Version 4.0 of the eID Middleware (the eID Middleware contains libraries used by the eID SDK) and the corresponding eID MW SDK 4.0 have been released.

Details

Getting the SDK

The eID Middleware 4.1 has been released and can be found here:
https://eid.belgium.be/en/using_your_eid/installing_the_eid_software

The 4.1 eID SDK can be found inside the eID middleware source tree:
https://github.com/Fedict/eid-mw/tree/v4.4/doc/sdk

Content

This 4.1 eidmw SDK will break radically with the older 2.x and 3.5 SDK API's.
We will no longer define our own API, but in fact use the cryptografic token interface standard PKCS#11 v2.11 API.
The PKCS#11 v2.11 specification can be found inside the "documentation" folder in the SDK directory, the file pkcs-11v2-11r1.pdf

The PKCS#11 v2.11 API will allow you to check for detected cardreaders and card and will allow to retrieve data from the card (either as full files and certificates, or parsed data within these files e.g. first name), sign data with the card,.. .

Samples on how to use the new API will be provided in the SDK.
Some can be found already in our source section at doc/sdk/examples

Automatic signatures checking of the data files or validating certificates will not be done within the PKCS#11 API.

Compatibility

Eidmw 4.0 is compatible with SDK 3.5. A warning message about SDK 3.5 deprecation is shown to the user. Future versions of the eid middleware may drop support for SDK 3.5.
Backwards compatibility with version 3.5 of the SDK is planned in the form of an extra downloadable package from the eid.belgium.be site.
Backwards compatibility towards version 2.x of the SDK was dropped.
Older eidmw releases will not be compatible with the 4.0 Eidmw SDK.

In eidmw 4.1, support for SDK 3.5 was dropped.

Java applet examples compatibility

SDK 3.5 contains an example Java applet. This applet accesses the eid middleware libraries installed on the client trough JNI libraries.

  • SDK 4.0 will not provide Java examples*. Java has evolved over time and smartcard access is now provided by the JVM. Applets can do smartcard operations right in the JVM. This fact removes the need for client side middleware dependencies.
Fedict provides and maintains a pure Java eid applet. Around the "eid-applet", other applications are built to ease integration with web based applications. We suggest users of SDK 3.5 Java to move on to this platform.

More information:

  * eid-applet (http://github.com/Fedict/eid-applet/)
  * Identifcation and authentication: eid-idp (http://github.com/Fedict/eid-idp)
  * Digital signatures: eid-dss (http://github.com/Fedict/eid-dss)

Test environment

A set of test cards can be ordered through [the](https://www.eazysign.be/en/eazyset-your-set-of-eid-testing-cards).

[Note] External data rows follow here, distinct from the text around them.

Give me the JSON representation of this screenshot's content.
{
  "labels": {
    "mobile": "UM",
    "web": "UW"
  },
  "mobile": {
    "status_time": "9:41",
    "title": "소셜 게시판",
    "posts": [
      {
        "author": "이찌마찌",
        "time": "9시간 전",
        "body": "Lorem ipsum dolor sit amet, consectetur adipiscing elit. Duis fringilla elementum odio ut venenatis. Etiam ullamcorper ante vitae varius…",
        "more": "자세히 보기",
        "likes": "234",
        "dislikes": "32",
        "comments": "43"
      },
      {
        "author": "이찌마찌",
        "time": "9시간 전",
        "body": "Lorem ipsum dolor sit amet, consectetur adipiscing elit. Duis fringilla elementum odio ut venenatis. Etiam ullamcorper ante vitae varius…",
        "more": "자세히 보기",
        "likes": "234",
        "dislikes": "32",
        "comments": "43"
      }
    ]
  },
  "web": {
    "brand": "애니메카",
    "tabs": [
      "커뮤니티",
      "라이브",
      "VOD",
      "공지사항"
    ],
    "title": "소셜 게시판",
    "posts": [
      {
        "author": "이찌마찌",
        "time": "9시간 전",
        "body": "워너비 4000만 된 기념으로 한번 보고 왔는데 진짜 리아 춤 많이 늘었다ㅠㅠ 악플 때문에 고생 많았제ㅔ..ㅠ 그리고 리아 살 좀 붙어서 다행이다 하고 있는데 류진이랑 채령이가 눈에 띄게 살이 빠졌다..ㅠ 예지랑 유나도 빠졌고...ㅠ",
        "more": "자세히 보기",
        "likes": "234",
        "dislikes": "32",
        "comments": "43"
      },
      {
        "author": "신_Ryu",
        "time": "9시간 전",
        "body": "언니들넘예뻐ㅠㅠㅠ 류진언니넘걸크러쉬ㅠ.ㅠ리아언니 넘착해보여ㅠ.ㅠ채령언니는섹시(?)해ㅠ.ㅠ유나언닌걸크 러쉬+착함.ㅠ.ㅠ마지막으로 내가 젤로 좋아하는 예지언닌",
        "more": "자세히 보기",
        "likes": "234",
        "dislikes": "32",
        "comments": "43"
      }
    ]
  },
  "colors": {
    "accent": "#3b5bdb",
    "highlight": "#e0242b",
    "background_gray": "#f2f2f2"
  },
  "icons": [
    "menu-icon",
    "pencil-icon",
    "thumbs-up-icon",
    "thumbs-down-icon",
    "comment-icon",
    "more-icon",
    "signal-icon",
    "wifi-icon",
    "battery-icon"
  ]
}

More information and tooling for the test cards can be found at [zetescards](https://eiddevcards.zetescards.be/)

There is also a [test](https://github.com/Fedict/eid-test-cards) for a previous generation of test cards, which is now no longer maintained. In addition, the test cards framework can be combined with the [eID](https://github.com/Fedict/eid-test-ca) implementation, which allows to generate certificates and signature algorithms other than the ones on the card itself. By using the test CA, developers can test verification of cards with SHA256 signatures even if they own SHA1 cards themselves, or vice versa, and other similar things. This test CA, however, is also no longer maintained.